Sir John Polkinghorne KBE FRS

Sir John Polkinghorne is an Anglican priest, the former President of Queens' College, Cambridge University, and former Professor of Mathematical Physics at Cambridge University. Dr Polkinghorne resigned his chair in physics to study for the Anglican priesthood. After completing his theological studies and serving in parishes, he returned to Cambridge. During this time, he wrote a series of books on the compatibility of religion and science. These include Quarks, Chaos and Christianity (1994), and most recently, Belief in God in an Age of Science (2000) and his Gifford Lectures, The Faith of a Physicist. Dr Polkinghorne was the recipient of the 2002 Templeton Prize.

Sir Ghillean Prance FRS VMH

Sir Ghillean Prance was for eleven years Director of the Royal Botanic Gardens, Kew, until his retirement in 1999. Prior to this he was Senior Vice President for Science of the New York Botanical Gardens and Founding Director of the Garden’s Institute of Economic Botany. He is an expert on the flora of the Amazon rain forests, having led annual expeditions there over a period of twenty-five years and described more than 450 Amazonian plants new to science.

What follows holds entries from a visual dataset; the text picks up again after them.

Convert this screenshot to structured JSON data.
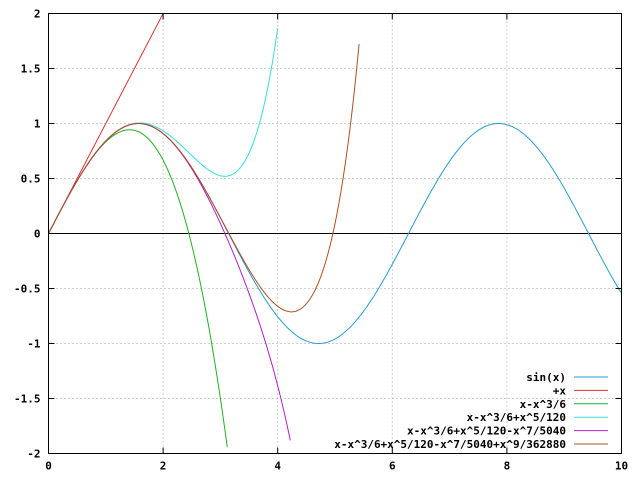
{
  "chart_data": {
    "type": "line",
    "title": "",
    "xlabel": "",
    "ylabel": "",
    "xlim": [
      0,
      10
    ],
    "ylim": [
      -2,
      2
    ],
    "x_ticks": [
      0,
      2,
      4,
      6,
      8,
      10
    ],
    "y_ticks": [
      -2,
      -1.5,
      -1,
      -0.5,
      0,
      0.5,
      1,
      1.5,
      2
    ],
    "x_tick_labels": [
      "0",
      "2",
      "4",
      "6",
      "8",
      "10"
    ],
    "y_tick_labels": [
      "-2",
      "-1.5",
      "-1",
      "-0.5",
      "0",
      "0.5",
      "1",
      "1.5",
      "2"
    ],
    "grid": true,
    "zero_axis": true,
    "legend_position": "bottom-right",
    "series": [
      {
        "name": "sin(x)",
        "expr": "sin",
        "color": "#2a9bd6",
        "x": [
          0,
          10
        ]
      },
      {
        "name": "+x",
        "expr": "t1",
        "color": "#e03030",
        "x": [
          0,
          2
        ]
      },
      {
        "name": "x-x^3/6",
        "expr": "t3",
        "color": "#22b022",
        "x": [
          0,
          3.12
        ]
      },
      {
        "name": "x-x^3/6+x^5/120",
        "expr": "t5",
        "color": "#33dede",
        "x": [
          0,
          4.0
        ]
      },
      {
        "name": "x-x^3/6+x^5/120-x^7/5040",
        "expr": "t7",
        "color": "#b020c8",
        "x": [
          0,
          4.22
        ]
      },
      {
        "name": "x-x^3/6+x^5/120-x^7/5040+x^9/362880",
        "expr": "t9",
        "color": "#b0501e",
        "x": [
          0,
          5.42
        ]
      }
    ]
  }
}
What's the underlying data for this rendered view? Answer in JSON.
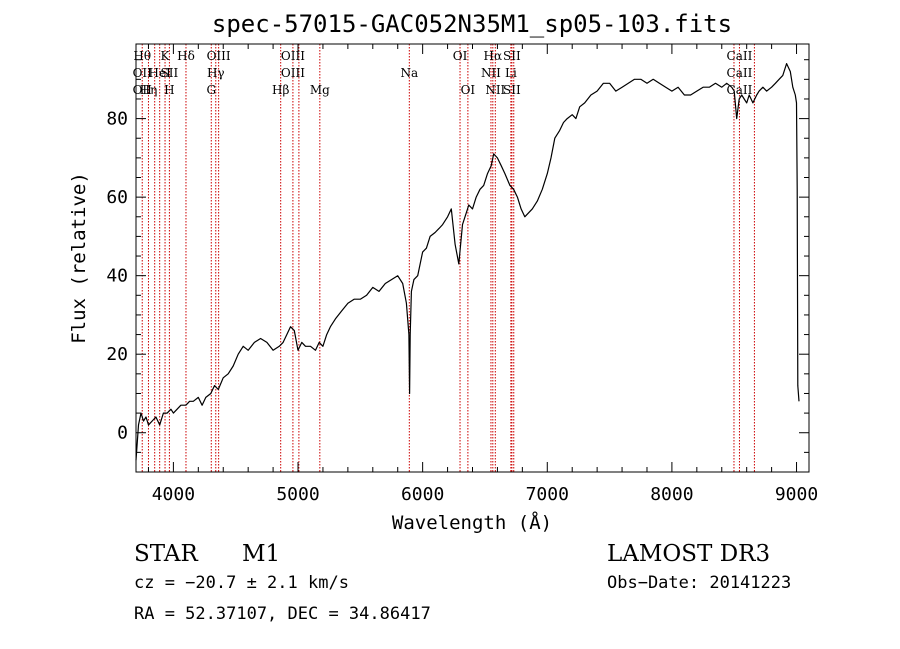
{
  "chart_data": {
    "type": "line",
    "title": "spec-57015-GAC052N35M1_sp05-103.fits",
    "xlabel": "Wavelength (Å)",
    "ylabel": "Flux (relative)",
    "xlim": [
      3700,
      9100
    ],
    "ylim": [
      -10,
      99
    ],
    "xticks": [
      4000,
      5000,
      6000,
      7000,
      8000,
      9000
    ],
    "xtick_labels": [
      "4000",
      "5000",
      "6000",
      "7000",
      "8000",
      "9000"
    ],
    "yticks": [
      0,
      20,
      40,
      60,
      80
    ],
    "ytick_labels": [
      "0",
      "20",
      "40",
      "60",
      "80"
    ],
    "grid": false,
    "series": [
      {
        "name": "spectrum",
        "x": [
          3700,
          3720,
          3740,
          3760,
          3780,
          3800,
          3830,
          3860,
          3890,
          3920,
          3950,
          3980,
          4000,
          4030,
          4060,
          4100,
          4130,
          4160,
          4200,
          4230,
          4260,
          4300,
          4330,
          4360,
          4400,
          4440,
          4480,
          4520,
          4560,
          4600,
          4650,
          4700,
          4750,
          4800,
          4850,
          4880,
          4910,
          4940,
          4970,
          5000,
          5030,
          5060,
          5100,
          5140,
          5170,
          5200,
          5230,
          5260,
          5300,
          5350,
          5400,
          5450,
          5500,
          5550,
          5600,
          5650,
          5700,
          5750,
          5800,
          5840,
          5870,
          5890,
          5895,
          5900,
          5910,
          5930,
          5960,
          6000,
          6030,
          6060,
          6100,
          6130,
          6160,
          6200,
          6230,
          6260,
          6290,
          6320,
          6350,
          6370,
          6400,
          6430,
          6460,
          6490,
          6520,
          6550,
          6570,
          6600,
          6630,
          6660,
          6700,
          6730,
          6760,
          6790,
          6820,
          6850,
          6880,
          6920,
          6960,
          7000,
          7030,
          7060,
          7100,
          7130,
          7160,
          7200,
          7230,
          7260,
          7300,
          7350,
          7400,
          7450,
          7500,
          7550,
          7600,
          7650,
          7700,
          7750,
          7800,
          7850,
          7900,
          7950,
          8000,
          8050,
          8100,
          8150,
          8200,
          8250,
          8300,
          8350,
          8400,
          8440,
          8480,
          8500,
          8520,
          8540,
          8560,
          8580,
          8600,
          8620,
          8650,
          8680,
          8700,
          8730,
          8760,
          8800,
          8830,
          8860,
          8890,
          8920,
          8950,
          8970,
          8990,
          9000,
          9005,
          9010,
          9020
        ],
        "values": [
          -7,
          2,
          5,
          3,
          4,
          2,
          3,
          4,
          2,
          5,
          5,
          6,
          5,
          6,
          7,
          7,
          8,
          8,
          9,
          7,
          9,
          10,
          12,
          11,
          14,
          15,
          17,
          20,
          22,
          21,
          23,
          24,
          23,
          21,
          22,
          23,
          25,
          27,
          26,
          21,
          23,
          22,
          22,
          21,
          23,
          22,
          25,
          27,
          29,
          31,
          33,
          34,
          34,
          35,
          37,
          36,
          38,
          39,
          40,
          38,
          33,
          25,
          10,
          25,
          36,
          39,
          40,
          46,
          47,
          50,
          51,
          52,
          53,
          55,
          57,
          48,
          43,
          53,
          56,
          58,
          57,
          60,
          62,
          63,
          66,
          68,
          71,
          70,
          68,
          66,
          63,
          62,
          60,
          57,
          55,
          56,
          57,
          59,
          62,
          66,
          70,
          75,
          77,
          79,
          80,
          81,
          80,
          83,
          84,
          86,
          87,
          89,
          89,
          87,
          88,
          89,
          90,
          90,
          89,
          90,
          89,
          88,
          87,
          88,
          86,
          86,
          87,
          88,
          88,
          89,
          88,
          89,
          88,
          87,
          80,
          85,
          86,
          85,
          84,
          86,
          84,
          86,
          87,
          88,
          87,
          88,
          89,
          90,
          91,
          94,
          92,
          88,
          86,
          84,
          62,
          12,
          8
        ]
      }
    ],
    "annotations": [
      {
        "wavelength": 3750,
        "labels": [
          "Hθ",
          "OII",
          "OII"
        ]
      },
      {
        "wavelength": 3800,
        "labels": [
          "",
          "",
          "Hη"
        ]
      },
      {
        "wavelength": 3850,
        "labels": [
          "",
          "",
          ""
        ]
      },
      {
        "wavelength": 3890,
        "labels": [
          "",
          "HeI",
          ""
        ]
      },
      {
        "wavelength": 3933,
        "labels": [
          "K",
          "",
          ""
        ]
      },
      {
        "wavelength": 3968,
        "labels": [
          "",
          "SII",
          "H"
        ]
      },
      {
        "wavelength": 4101,
        "labels": [
          "Hδ",
          "",
          ""
        ]
      },
      {
        "wavelength": 4304,
        "labels": [
          "",
          "",
          "G"
        ]
      },
      {
        "wavelength": 4340,
        "labels": [
          "",
          "Hγ",
          ""
        ]
      },
      {
        "wavelength": 4363,
        "labels": [
          "OIII",
          "",
          ""
        ]
      },
      {
        "wavelength": 4861,
        "labels": [
          "",
          "",
          "Hβ"
        ]
      },
      {
        "wavelength": 4959,
        "labels": [
          "OIII",
          "OIII",
          ""
        ]
      },
      {
        "wavelength": 5007,
        "labels": [
          "",
          "",
          ""
        ]
      },
      {
        "wavelength": 5175,
        "labels": [
          "",
          "",
          "Mg"
        ]
      },
      {
        "wavelength": 5893,
        "labels": [
          "",
          "Na",
          ""
        ]
      },
      {
        "wavelength": 6300,
        "labels": [
          "OI",
          "",
          ""
        ]
      },
      {
        "wavelength": 6363,
        "labels": [
          "",
          "",
          "OI"
        ]
      },
      {
        "wavelength": 6548,
        "labels": [
          "",
          "NII",
          ""
        ]
      },
      {
        "wavelength": 6563,
        "labels": [
          "Hα",
          "",
          ""
        ]
      },
      {
        "wavelength": 6583,
        "labels": [
          "",
          "",
          "NII"
        ]
      },
      {
        "wavelength": 6708,
        "labels": [
          "",
          "Li",
          ""
        ]
      },
      {
        "wavelength": 6716,
        "labels": [
          "SII",
          "",
          "SII"
        ]
      },
      {
        "wavelength": 6731,
        "labels": [
          "",
          "",
          ""
        ]
      },
      {
        "wavelength": 8498,
        "labels": [
          "",
          "",
          ""
        ]
      },
      {
        "wavelength": 8542,
        "labels": [
          "CaII",
          "CaII",
          "CaII"
        ]
      },
      {
        "wavelength": 8662,
        "labels": [
          "",
          "",
          ""
        ]
      }
    ]
  },
  "info": {
    "object_class": "STAR",
    "subclass": "M1",
    "survey": "LAMOST DR3",
    "cz_text": "cz = −20.7 ± 2.1 km/s",
    "obs_date_text": "Obs−Date: 20141223",
    "radec_text": "RA =  52.37107, DEC =  34.86417"
  },
  "colors": {
    "spectrum": "#000000",
    "line_markers": "#cc0000",
    "axes": "#000000",
    "background": "#ffffff"
  }
}
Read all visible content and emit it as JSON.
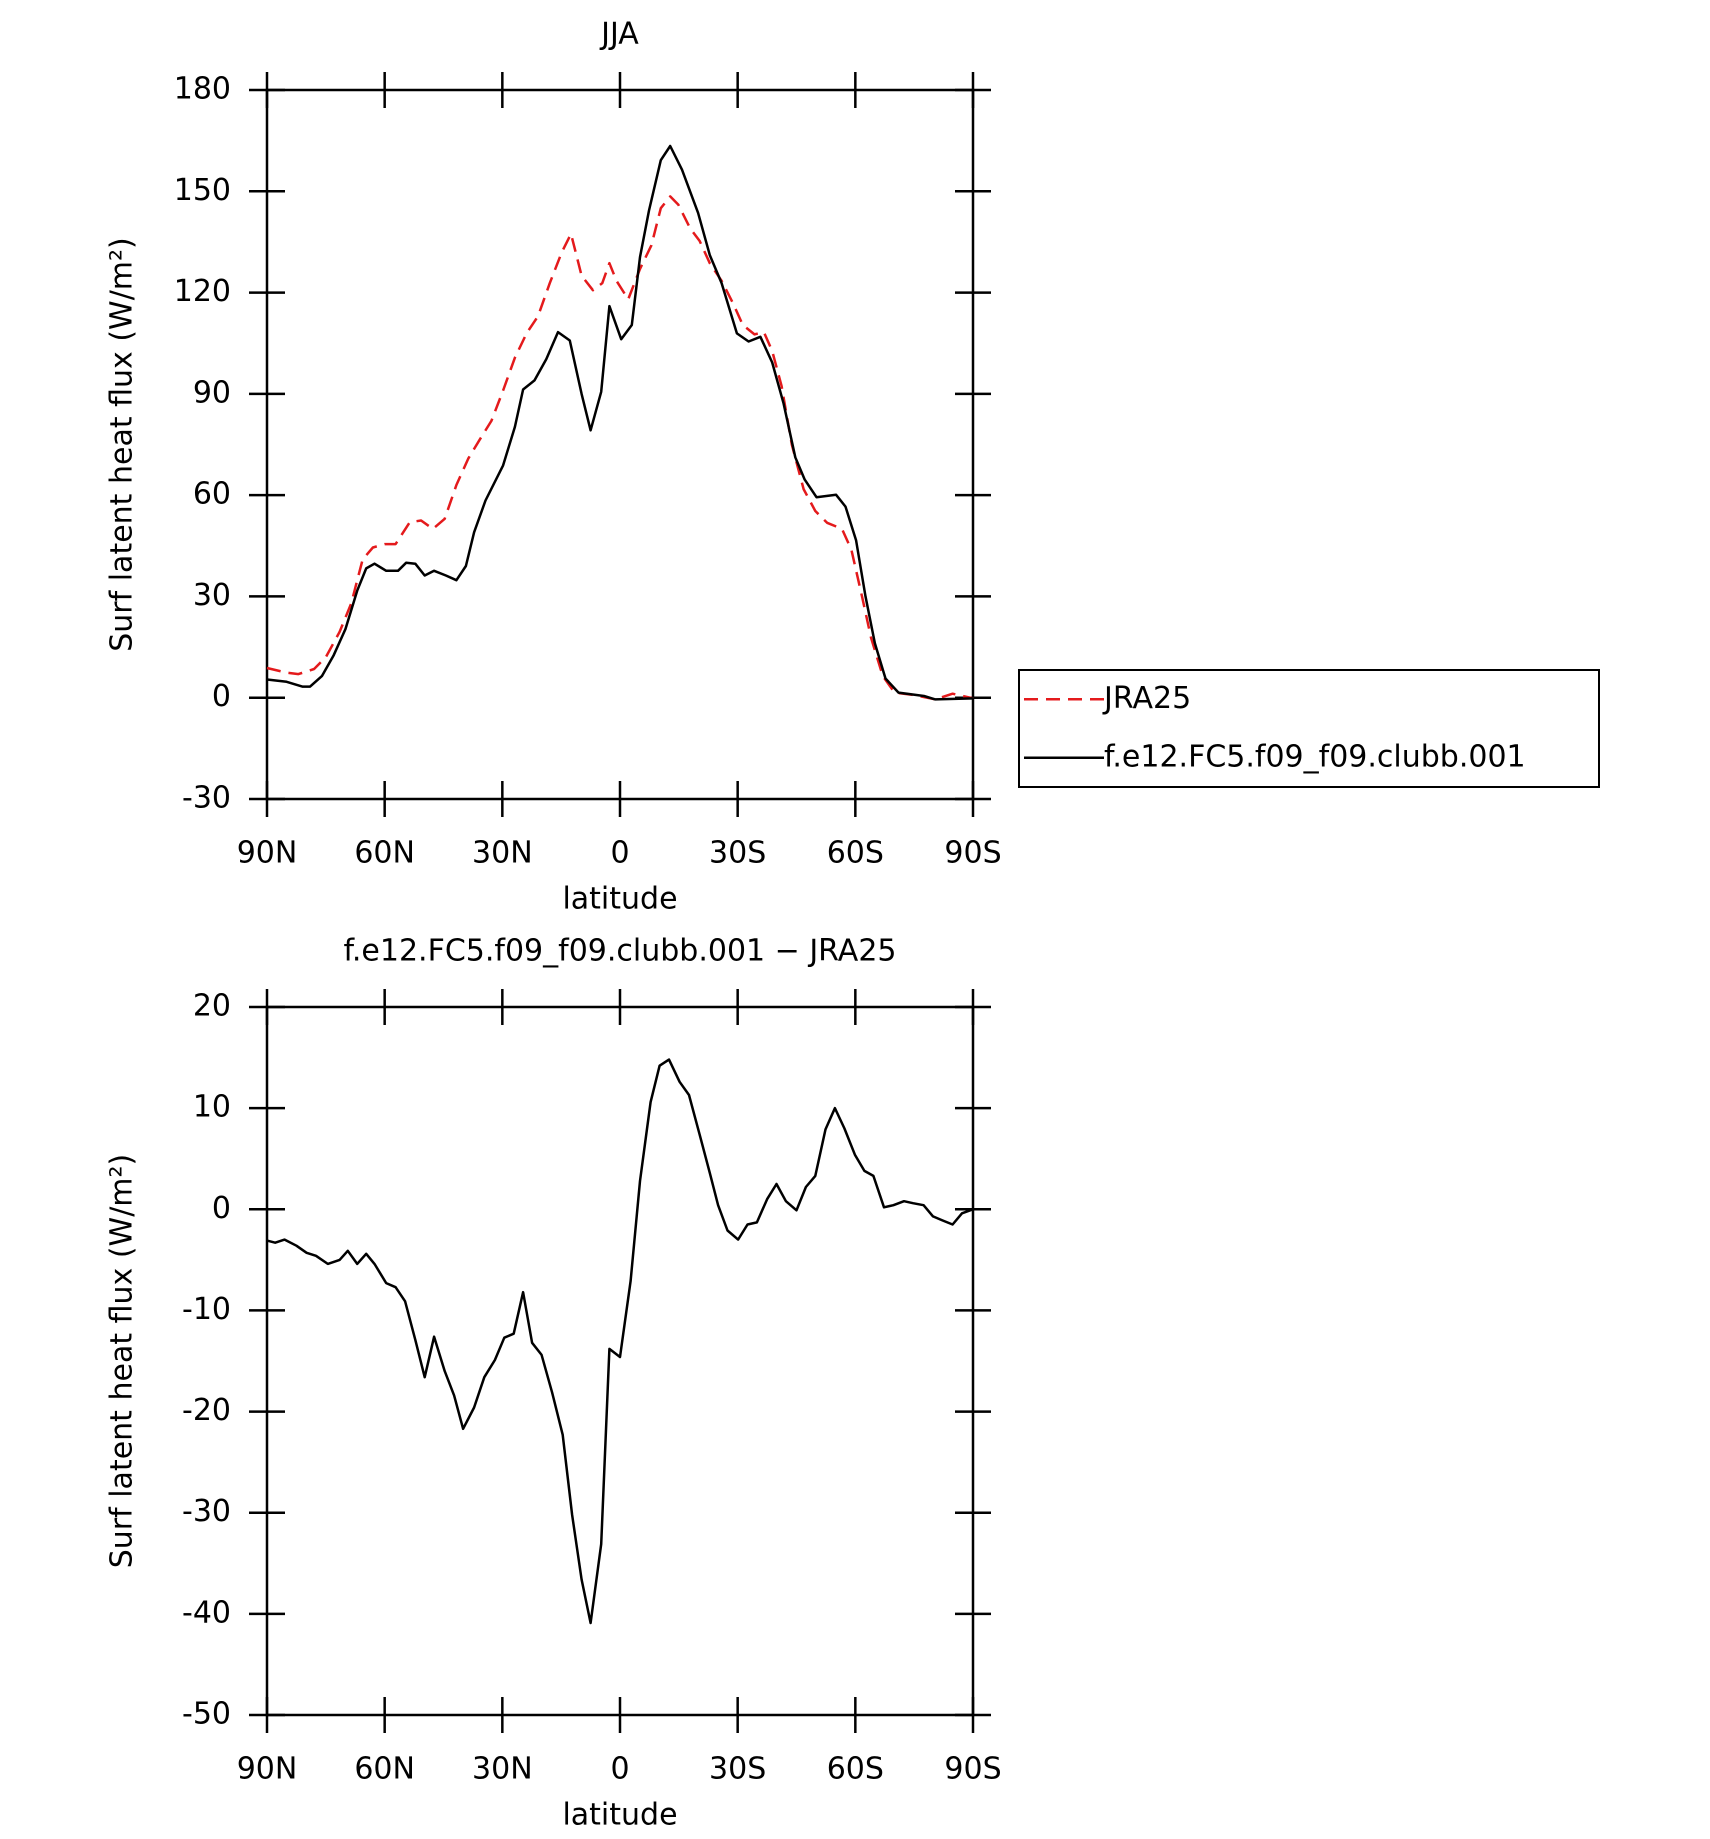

Sir Ghillean was trained as a plant taxonomist and spent over 8 years on fieldwork and botanical exploration in Amazonian Brazil. He has a world-wide interest in the sustainable development of rainforest ecosystems and conservation generally; as well as being author of 19 books and editor of a further 14 books, he has published over 400 papers of both scientific and general interest on plant systematics, plant ecology, ethnobotany and conservation.

Mr Matthias Stiefel

Mr Stiefel works in Geneva as Executive Director of WSP International, a private organisation affiliated with the UN, which uses action-research and consensus building methodology to assist local and national actors in war-torn societies in consolidating peace and rebuilding their countries. It also assists the UN and the international community in better supporting them in this task. In the early 1970s he was a freelance journalist and consultant in Southeast Asia. In 1986 he resigned from employment with the UN to spend five years as a farmer on a traditional dry-land subsistence farm in the Algarve, motivated by the desire to gain practical field experience of development issues. Mr Stiefel is also an International Trustee (Chair) of A Rocha International.

Mr David Taylor

Mr David Taylor is Director of the USAID Office of Transition Initiatives. Prior to USAID, Mr. Taylor served in the private non-profit sector with ADRA International for 24 years and World Vision for 10 years.

In his current role as Director of USAID/OTI, Mr Taylor’s tasks include that of providing assistance to ordinary citizens in fragile, failing or recovering states. His office has partnered with thirty countries over the past ten years, and is currently active in ten countries. In several instances they have supported conservation projects when environmental issues were identified as key factors in the fragility of the state.

Dr Tony Whitten

Dr Tony Whitten is Senior Biodiversity Specialist for the East Asia and Pacific Region at the World Bank in Washington, D.C., where he attempts to achieve the conservation of forests, wildlife, karst biota, and freshwater biodiversity by whatever means. He has written over a dozen books on the ecology and natural history of Indonesia, and works throughout the East Asia region from Mongolia to New Guinea. Dr Whitten manages stand-alone conservation projects, research/capacity projects, a regional project on faiths and the environment, and environmental assessment on other World Bank projects.